The thing that most depresses me about this political season aside from the fact that I’m voting with enthusiasm for a candidate I have historically felt little enthusiasm for because the alternative is the end of the Republic as we know it is that we’re now talking about rape and sexual assault and sexual harassment in ways that make me so painfully aware of just how many people don’t realize how ubiquitous the problem is.
Folks, it so many people you might as well round it to everyone. Every woman I know has been fucked with. Every single one. I don’t know how you might frame the question to get an honest poll answer, but something like “Has anyone ever deliberately touched you in a spot normally covered by underwear without your permission?” And I suspect that, if you could get men to feel safe answering the question, most of them would also answer yes.

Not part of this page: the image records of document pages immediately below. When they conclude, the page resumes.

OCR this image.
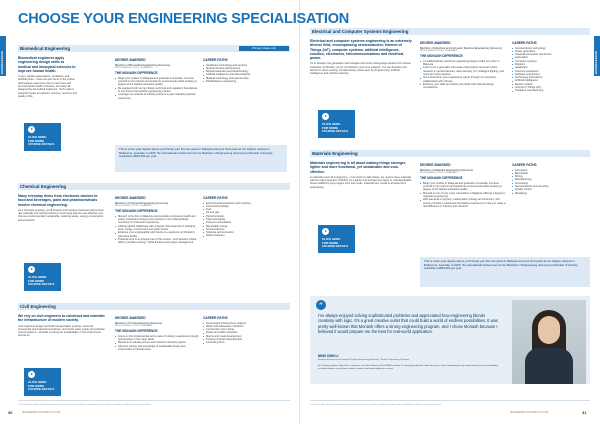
ENGINEERING	ENGINEERING
CHOOSE YOUR ENGINEERING SPECIALISATION
Biomedical Engineering	Primary intake only
Biomedical engineers apply engineering design skills to medical and biological sciences to improve human health.
X-rays, cardiac pacemakers, ventilators, and artificial joints – these are just some of the critical technologies used every day to save lives and promote better health outcomes, and were all designed by biomedical engineers. You'll make a powerful impact on patients' recovery, recovery and quality of life.
CLICK HERE
FOR MORE
COURSE DETAILS
DEGREE AWARDED
Bachelor of Biomedical Engineering (Honours)
MPU/Ol (FA8826) 07/2026 · MQA/FA0045
THE MONASH DIFFERENCE
Begin your studies in Malaysia and graduate in Australia, immerse yourself in two cultures and academic environments while studying a degree of the highest education quality.
Be equipped with strong clinical, technical and regulatory foundations to commence biomedical engineering practice.
Leverage our network of industry partners to gain valuable practical experience.
CAREER PATHS
Healthcare technology and services
Medical devices development
Biopharmaceutics and biotechnology
Artificial intelligence and data analytics
Medical technology entrepreneurship
Rehabilitation engineering
This is a four-year degree where you'll study your first two years in Malaysia and your final years at our Clayton campus in Melbourne, Australia. In 2025, the international student fees for the Bachelor of Engineering (Honours) at Monash University, Australia is A$53,600 per year.
Chemical Engineering
Many everyday items from electronic devices to food and beverages, paint and pharmaceuticals involve chemical engineering.
As a chemical engineer, you'll develop and improve processes that convert raw materials into useful products in such ways that are cost-effective and that are environmentally sustainable, reducing waste, energy consumption and emissions.
CLICK HERE
FOR MORE
COURSE DETAILS
DEGREE AWARDED
Bachelor of Chemical Engineering (Honours)
MPU/Ol (FA8827) 07/2026 · MQA/FA8827
THE MONASH DIFFERENCE
Monash is the first in Malaysia and Australia to introduce health and safety, industrial concepts and practices in the undergraduate curriculum for chemical engineering.
Address global challenges with a degree that responds to changing food, energy, environment and water needs.
Enhance your employability with hands-on experience at Monash's pilot plant facility.
Practical work is an integral part of this course. You'll develop critical skills in problem solving, critical thinking and project management.
CAREER PATHS
Environmental protection and recycling
Food and beverage
Fuel
Oil and gas
Petrochemicals
Pharmaceuticals
Polymers and plastics
Renewable energy
Semiconductors
Toiletries and cosmetics
Water treatment
Civil Engineering
We rely on civil engineers to construct and maintain the infrastructure of modern society.
Civil engineers design and build transportation systems, construct commercial and industrial complexes, and create water supply and pollution control systems – all while ensuring the sustainability of the environment around us.
CLICK HERE
FOR MORE
COURSE DETAILS
DEGREE AWARDED
Bachelor of Civil Engineering (Honours)
MPU/Ol (FA8828) 07/2026 · MQA/FA8828
THE MONASH DIFFERENCE
Focus on the fundamentals and a taste of industry experience through opportunities in the major fields.
Benefit from industry-driven and research-oriented projects.
Advance society with knowledge of sustainable design and construction of infrastructure.
CAREER PATHS
Government infrastructure projects
Water and wastewater industries
Construction and mining
Roads and traffic industries
Marine and coast development
Property and land development
Consulting firms
Electrical and Computer Systems Engineering
Electrical and computer systems engineering is an extremely diverse field, encompassing semiconductor, Internet of Things (IoT), computer systems, artificial intelligence, robotics, electronics, telecommunications and electrical power.
It's to develop new generation technologies and smart cutting-edge solutions for various industries. At Monash, you're not limited to your core subjects. You can broaden your skill set in other exciting, complementary areas such as programming, artificial intelligence and machine learning.
CLICK HERE
FOR MORE
COURSE DETAILS
DEGREE AWARDED
Bachelor of Electrical and Computer Systems Engineering (Honours)
MPU/Ol (FA8829) 07/2026 · MQA/FA8829
THE MONASH DIFFERENCE
A multidisciplinary electrical engineering degree unlike any other in Malaysia.
Learn to be a generalist who aware that projects and event class research in semiconductors, deep learning, IoT, intelligent lighting, and micro and nano devices.
Get a foothold in your engineering career through our extension collaboration with industry.
Enhance your skills and select your fields with optional design competitions.
CAREER PATHS
Semiconductor technology
Power generation
Industrial and power electronics
Automation
Computer systems
Robotics
Healthcare
Telecommunications
Software engineering
Technology consultancy
Artificial intelligence
Electric vehicle
Internet of Things (IoT)
Intelligent manufacturing
Materials Engineering
Materials engineering is all about making things stronger, lighter and more functional, yet sustainable and cost-effective.
A materials touch all engineering – if we want to make things, we need to have materials with the right properties. Whether it's a lighter and stronger jet engine or a biodegradable tissue scaffold to grow organs from stem cells, materials are crucial to all aspects of engineering.
CLICK HERE
FOR MORE
COURSE DETAILS
DEGREE AWARDED
Bachelor of Materials Engineering (Honours)
MPU/Ol (FA8830) 07/2026 · MQA/FA8830
THE MONASH DIFFERENCE
Begin your studies in Malaysia and graduate in Australia. Immerse yourself in two cultures and academic environments while studying a degree of the highest education quality.
Monash is one of only a few universities in Malaysia offering a degree in materials engineering.
With elements of physics, mathematics, biology and chemistry, this course provides a varied and stimulating experience to help you make a real difference in industry and research.
CAREER PATHS
Aerospace
Biomedical
Mining
Manufacturing
Processing
Semiconductor and recycling
Quality control
Metallurgy
This is a four-year degree where you'll study your first two years in Malaysia and your final years at our Clayton campus in Melbourne, Australia. In 2025, the international student fees for the Bachelor of Engineering (Honours) at Monash University, Australia is A$53,600 per year.
“
I've always enjoyed solving sophisticated problems and appreciated how engineering blends creativity with logic. It's a great creative outlet that could build a world of endless possibilities. It was pretty well-known that Monash offers a strong engineering program, and I chose Monash because I believed it would prepare me the best for real-world application.
NING CHIN LI
Bachelor of Electrical and Computer Systems Engineering (Honours) · Student, Engineering Champion
As a Sunway engineer, Ning Chin Li, engineers, can build in Amazon Vehicle MMM controller ICs. Everything about the hands-on projects, they're helping deepen my understanding of circuits and building real-world solutions, proving how students, passion, and focused ability can succeed.
1. The Bachelor of Biomedical Engineering (Honours) will only be accredited in Engineers Australia upon accreditation at Monash University, Australia.	1. The Bachelor of Materials Engineering (Honours) will only be accredited as Engineers Australia upon accreditation at Monash University, Australia.
30	ENGINEERING PROSPECTUS 2026	ENGINEERING PROSPECTUS 2026	31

And listen, the internet is full of this impulse to believe that, if only you told your story in the perfect way, you could get people to listen and believe and understand you, to change so that they didn’t hurt anyone the way you were hurt. And I’m here to tell you that isn’t always true. In fact, it’s often not true.
This is to say that you don’t need to share with me. I don’t often feel like sharing much with the internet anymore myself, because I just imagine the people who get off on suffering reading it and getting off on it.
But I still think a lot about the boy who grabbed me by the pussy. It was a tiny bit traumatic for me. I don’t want to downplay that. But it was more existentially confusing. Like, he seemed to think it would do something or cause something to happen if he did this, but he didn’t know what. And I also was too young to know what he was doing or why he was doing it. I just remember the uncertain smile. I have never forgotten that. I have often wondered what happened to him or what he saw in his life that brought him to do that to me in the hallway.
We were in second grade. I have been thinking of that, on and off, for almost forty years. I wonder if he thinks of it at all. Probably not.